From 5% to 60% - teams deliver for Fractured Neck of Femur patients

l-r: Christina Mihu, Kate Broadhurst, Sally Dillingham, Emma Van Bentam and Mandy Naylor on Ward 19

Our teams caring for around 500 patients annually with broken hips (fracture neck of femurs) have made huge strides to bring care up to meet Best Practice Guidance. Patients suffering fractured neck of femurs often have lots of complicated needs, many are in their 80s and 90s.


In order to meet Best Practice Guidance we have to provide seven components of care between admission and discharge. Two years ago less than 10% of our patients achieved it across the board. Last year this rose to 30% and this year it is 60%. Some hospitals achieve 85% so there is still work to do to maintain and continue these results, but ours are still trending upwards. So far this year an extra 100 patients have achieved all the components of Best Practice standards compared to last year.


Orthopaedics General Manager Andrew Bottomley said: "We have made our standards as important to our teams as the 4-hour standard is to the emergency teams. It is top of everybody's agenda and given real prominence. That is how seriously we take it.”
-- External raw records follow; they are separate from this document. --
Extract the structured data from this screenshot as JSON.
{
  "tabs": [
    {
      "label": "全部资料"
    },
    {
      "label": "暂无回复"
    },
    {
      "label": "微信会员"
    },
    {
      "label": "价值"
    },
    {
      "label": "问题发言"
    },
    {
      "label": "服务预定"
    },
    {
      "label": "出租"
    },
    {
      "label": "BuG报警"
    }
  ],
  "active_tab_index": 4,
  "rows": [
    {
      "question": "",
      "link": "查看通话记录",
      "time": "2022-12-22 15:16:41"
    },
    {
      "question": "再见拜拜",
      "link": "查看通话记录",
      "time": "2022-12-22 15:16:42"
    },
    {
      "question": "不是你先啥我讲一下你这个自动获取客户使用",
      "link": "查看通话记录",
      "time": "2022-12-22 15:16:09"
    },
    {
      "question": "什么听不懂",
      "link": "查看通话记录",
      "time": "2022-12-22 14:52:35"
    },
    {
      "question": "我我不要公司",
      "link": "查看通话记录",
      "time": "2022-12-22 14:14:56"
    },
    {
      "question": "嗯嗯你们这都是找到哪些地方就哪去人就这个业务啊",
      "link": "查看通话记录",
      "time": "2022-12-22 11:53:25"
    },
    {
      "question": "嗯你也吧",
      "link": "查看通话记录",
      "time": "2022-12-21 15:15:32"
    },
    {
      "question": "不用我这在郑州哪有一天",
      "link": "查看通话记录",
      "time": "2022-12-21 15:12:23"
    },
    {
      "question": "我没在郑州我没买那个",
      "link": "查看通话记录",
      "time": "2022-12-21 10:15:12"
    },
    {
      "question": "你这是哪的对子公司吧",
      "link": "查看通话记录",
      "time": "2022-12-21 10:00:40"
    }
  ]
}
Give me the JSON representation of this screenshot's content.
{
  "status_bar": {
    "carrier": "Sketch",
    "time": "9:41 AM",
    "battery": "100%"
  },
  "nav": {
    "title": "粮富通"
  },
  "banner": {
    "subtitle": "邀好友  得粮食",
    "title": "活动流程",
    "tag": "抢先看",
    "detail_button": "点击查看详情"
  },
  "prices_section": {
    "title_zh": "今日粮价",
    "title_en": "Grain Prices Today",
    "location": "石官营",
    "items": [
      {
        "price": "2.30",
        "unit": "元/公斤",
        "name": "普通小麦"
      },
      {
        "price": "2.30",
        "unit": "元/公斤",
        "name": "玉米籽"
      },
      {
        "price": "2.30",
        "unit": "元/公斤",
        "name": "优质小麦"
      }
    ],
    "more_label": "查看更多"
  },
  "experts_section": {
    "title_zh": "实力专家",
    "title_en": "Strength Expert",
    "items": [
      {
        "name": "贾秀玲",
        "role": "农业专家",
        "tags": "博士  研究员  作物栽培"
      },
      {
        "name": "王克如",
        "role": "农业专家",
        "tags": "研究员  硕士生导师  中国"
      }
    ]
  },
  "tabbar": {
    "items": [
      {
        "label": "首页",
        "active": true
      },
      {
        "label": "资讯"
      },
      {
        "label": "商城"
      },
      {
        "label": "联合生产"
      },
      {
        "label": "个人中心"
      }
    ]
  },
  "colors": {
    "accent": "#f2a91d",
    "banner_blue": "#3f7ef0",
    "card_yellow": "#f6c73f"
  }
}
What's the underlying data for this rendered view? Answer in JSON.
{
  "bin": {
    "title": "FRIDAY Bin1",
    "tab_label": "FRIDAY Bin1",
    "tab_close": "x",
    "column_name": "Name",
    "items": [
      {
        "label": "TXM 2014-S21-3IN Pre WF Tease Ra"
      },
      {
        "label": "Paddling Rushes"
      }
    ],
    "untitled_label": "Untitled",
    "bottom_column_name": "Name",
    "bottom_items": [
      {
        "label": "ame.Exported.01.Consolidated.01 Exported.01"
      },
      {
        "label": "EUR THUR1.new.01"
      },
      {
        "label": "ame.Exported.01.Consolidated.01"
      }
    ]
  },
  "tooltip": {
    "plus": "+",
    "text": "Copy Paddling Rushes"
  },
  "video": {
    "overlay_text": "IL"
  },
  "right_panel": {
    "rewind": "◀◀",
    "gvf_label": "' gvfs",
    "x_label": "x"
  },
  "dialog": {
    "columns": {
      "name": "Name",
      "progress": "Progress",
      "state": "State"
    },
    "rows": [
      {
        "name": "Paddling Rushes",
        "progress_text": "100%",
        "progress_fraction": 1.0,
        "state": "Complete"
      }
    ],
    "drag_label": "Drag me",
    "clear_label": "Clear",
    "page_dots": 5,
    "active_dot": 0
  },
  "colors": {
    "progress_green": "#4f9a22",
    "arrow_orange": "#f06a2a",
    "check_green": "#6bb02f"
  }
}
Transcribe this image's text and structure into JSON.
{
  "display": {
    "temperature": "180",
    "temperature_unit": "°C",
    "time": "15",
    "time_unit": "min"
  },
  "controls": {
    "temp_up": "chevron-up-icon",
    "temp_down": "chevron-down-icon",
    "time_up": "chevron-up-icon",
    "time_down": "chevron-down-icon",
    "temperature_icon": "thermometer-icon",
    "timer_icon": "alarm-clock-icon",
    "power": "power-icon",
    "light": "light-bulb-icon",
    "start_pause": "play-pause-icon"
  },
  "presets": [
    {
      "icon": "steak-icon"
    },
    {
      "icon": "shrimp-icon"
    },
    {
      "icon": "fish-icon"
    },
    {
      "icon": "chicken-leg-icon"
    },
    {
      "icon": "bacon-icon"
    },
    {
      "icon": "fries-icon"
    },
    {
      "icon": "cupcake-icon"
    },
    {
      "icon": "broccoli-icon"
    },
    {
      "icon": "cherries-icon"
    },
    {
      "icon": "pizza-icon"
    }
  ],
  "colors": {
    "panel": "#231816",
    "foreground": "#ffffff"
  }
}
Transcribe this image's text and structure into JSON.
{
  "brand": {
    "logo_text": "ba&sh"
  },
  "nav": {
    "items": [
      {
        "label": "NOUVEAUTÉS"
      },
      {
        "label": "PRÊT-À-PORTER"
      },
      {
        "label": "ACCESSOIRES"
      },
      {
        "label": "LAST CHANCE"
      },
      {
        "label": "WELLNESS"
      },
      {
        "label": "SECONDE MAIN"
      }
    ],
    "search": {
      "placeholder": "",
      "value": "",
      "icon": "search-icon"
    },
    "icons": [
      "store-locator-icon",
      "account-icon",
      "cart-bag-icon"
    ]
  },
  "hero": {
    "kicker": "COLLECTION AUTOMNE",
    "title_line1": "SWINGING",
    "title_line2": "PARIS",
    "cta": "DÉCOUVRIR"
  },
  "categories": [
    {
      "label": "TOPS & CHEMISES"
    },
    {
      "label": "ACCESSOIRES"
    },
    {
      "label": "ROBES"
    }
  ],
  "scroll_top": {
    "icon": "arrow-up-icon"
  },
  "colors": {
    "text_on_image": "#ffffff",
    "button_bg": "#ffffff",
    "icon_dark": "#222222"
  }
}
"This injury can be a really horrible one, we want to improve the quality of recovery and improve survival rates for our patients.”

All members of staff involved in the pathway – including nurses, trauma coordinators, surgeons, doctors and ortho-geriatricians -  have contributed to the improved results. Everyone from A&E, theatres and the ward teams are responsible. Andrew added: " From the beginning to the end, every person who is a part of that team is committed to the pathway because they know it gets more patients back to their own home, reduces distress while they are staying with us and saves lives. They impress me every day."


Key factors of delivering Best Practice include reviewing medications, mental health tests for conditions such as delirium, falls assessments are also part of the standards in this complex area of care.


Andrew said: "This is very much ongoing, we have to maintain our efforts. If you fail on just one of the component you lose the overall rating. It's gone, and a patient has missed out. We have to continue to work hard to build on this and to ensure we improve, the trend suggests that is the way we are heading."